Miriam had four daughters and sees herself as nothing but fortunate. “I grabbed life and inhaled it,” she says. “I knew I had to have children to resurrect my family.”
Except for a slight accent, Miriam says she is 100% American and proud of it. “I’ve had a fantastic life,” she says.
It wasn’t until 1988 that Miriam confronted her past. She had never spoken publicly of the horrors of her teenage years and the terrible loss of her family. Her daughters knew she was a survivor, but not from personal stories.
“My children only heard my childhood stories until age 9 in Poland,” she says. “Only after I opened up did they realize this, though.”
Miriam became motivated to share her story when a young Ethiopian man, Mulugeta Seraw, was brutally murdered in Portland by white supremacists. The horror hit home.
“I just couldn’t believe the whole thing. There were neo-Nazis around, swastikas were painted on buildings and I just thought – I have to do something,” she says.
Keeping silent was no longer an option. Miriam began speaking to groups at high schools, prisons, juvenile detention centers and different organizations about the atrocities of the Holocaust and the important message that comes with it.
She sees herself as an example of someone who took evil and turned it into good. She wants to encourage others to do so as well, especially underprivileged youth and troubled teens.
“Today I focus on prejudice, bullying, hatred – getting to know each other,” she says. “If you open their minds to how they might feel if this were happening to them, you’ve accomplished something. It might prevent one murder. It might prevent one suicide.”
After embracing her new role as a speaker, Miriam also began painting as a means of expression.
“One night, I got up. I had not painted for years. I had canvas, I had oils.

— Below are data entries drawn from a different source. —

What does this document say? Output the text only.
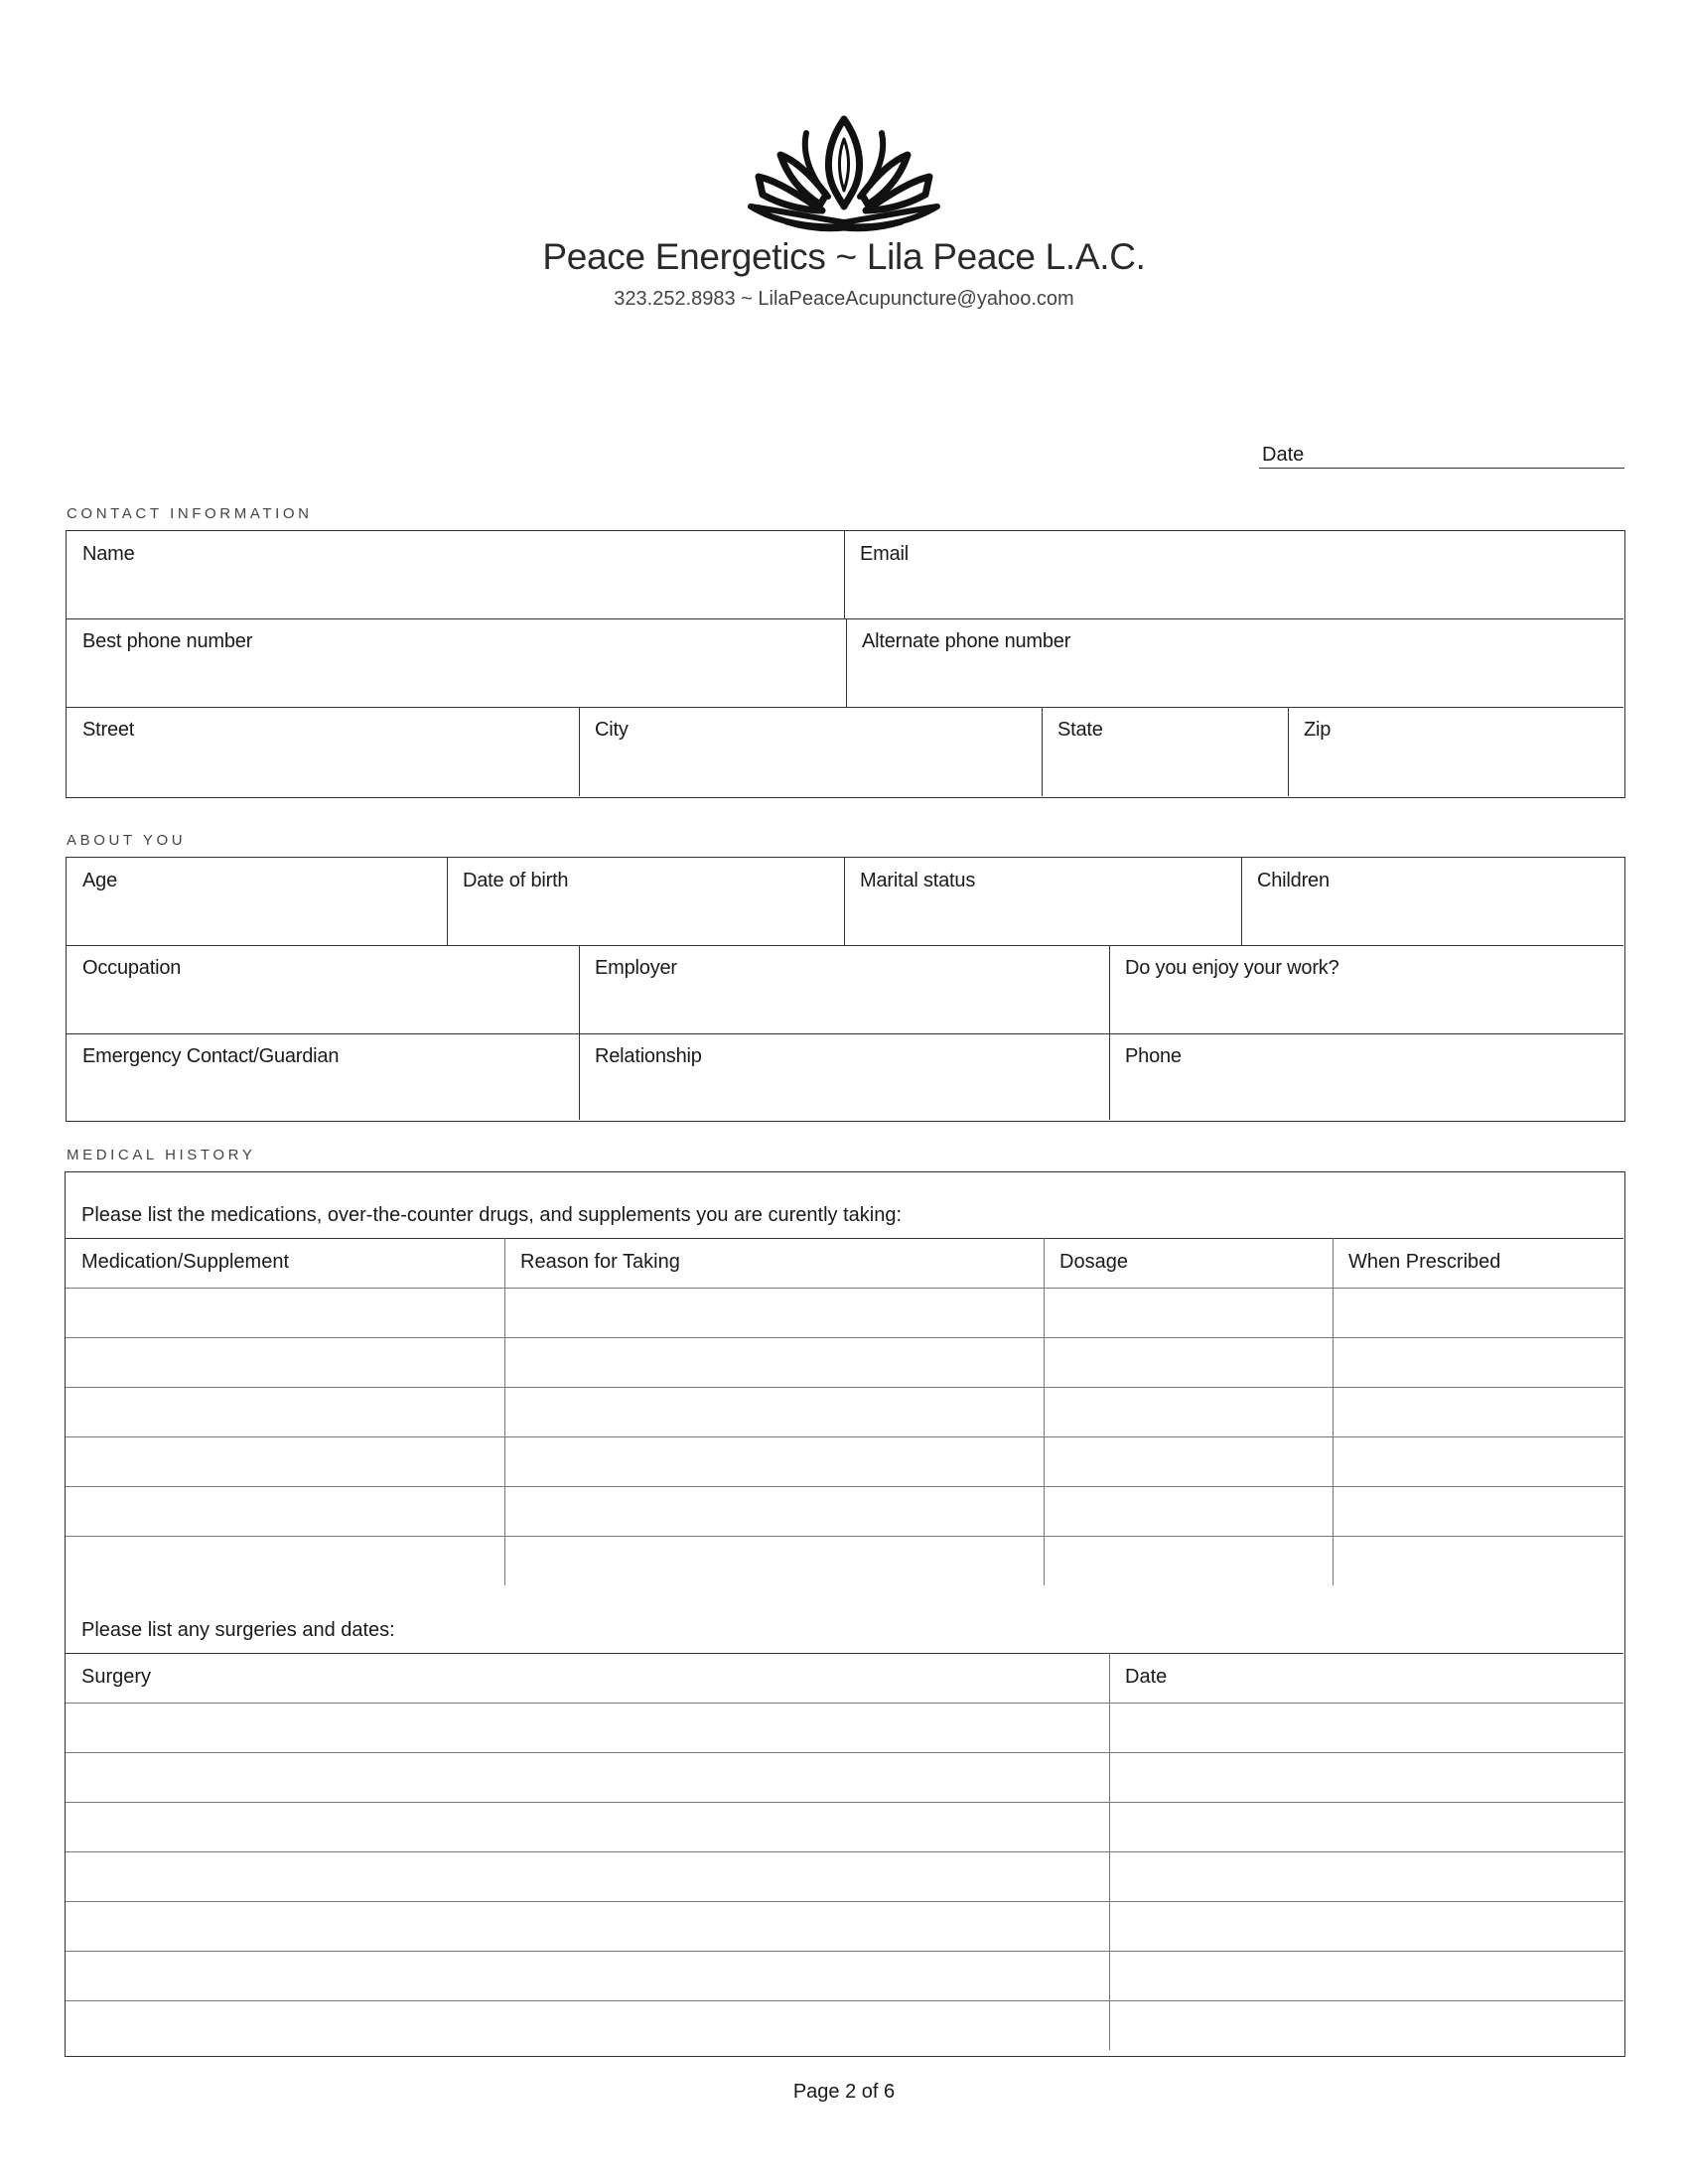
Peace Energetics ~ Lila Peace L.A.C.
323.252.8983 ~ LilaPeaceAcupuncture@yahoo.com
Date
CONTACT INFORMATION
Name	Email
Best phone number	Alternate phone number
Street	City	State	Zip
ABOUT YOU
Age	Date of birth	Marital status	Children
Occupation	Employer	Do you enjoy your work?
Emergency Contact/Guardian	Relationship	Phone
MEDICAL HISTORY
Please list the medications, over-the-counter drugs, and supplements you are curently taking:
Medication/Supplement	Reason for Taking	Dosage	When Prescribed
Please list any surgeries and dates:
Surgery	Date
Page 2 of 6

I pulled them out, sat down and painted until 6 am,” Miriam says. “I had no idea just how therapeutic it would be.”
Miriam now spends most of her time dedicated to Holocaust education. She was a member of the team charged with designing Portland’s Holocaust Memorial. She authored an autobiography, In the Shadow of Death, is a board member at the Oregon Jewish Museum and Center for Holocaust Education, and is a member of the Holocaust Speaker’s Bureau.
This Yom Hashoah, Miriam will remember those who perished in the Holocaust, although that is something she says she does every day.
“If I have touched, let’s say, one in 100 people that I have spoken to, and they have changed their attitude about hatred, then I have accomplished something,” she says.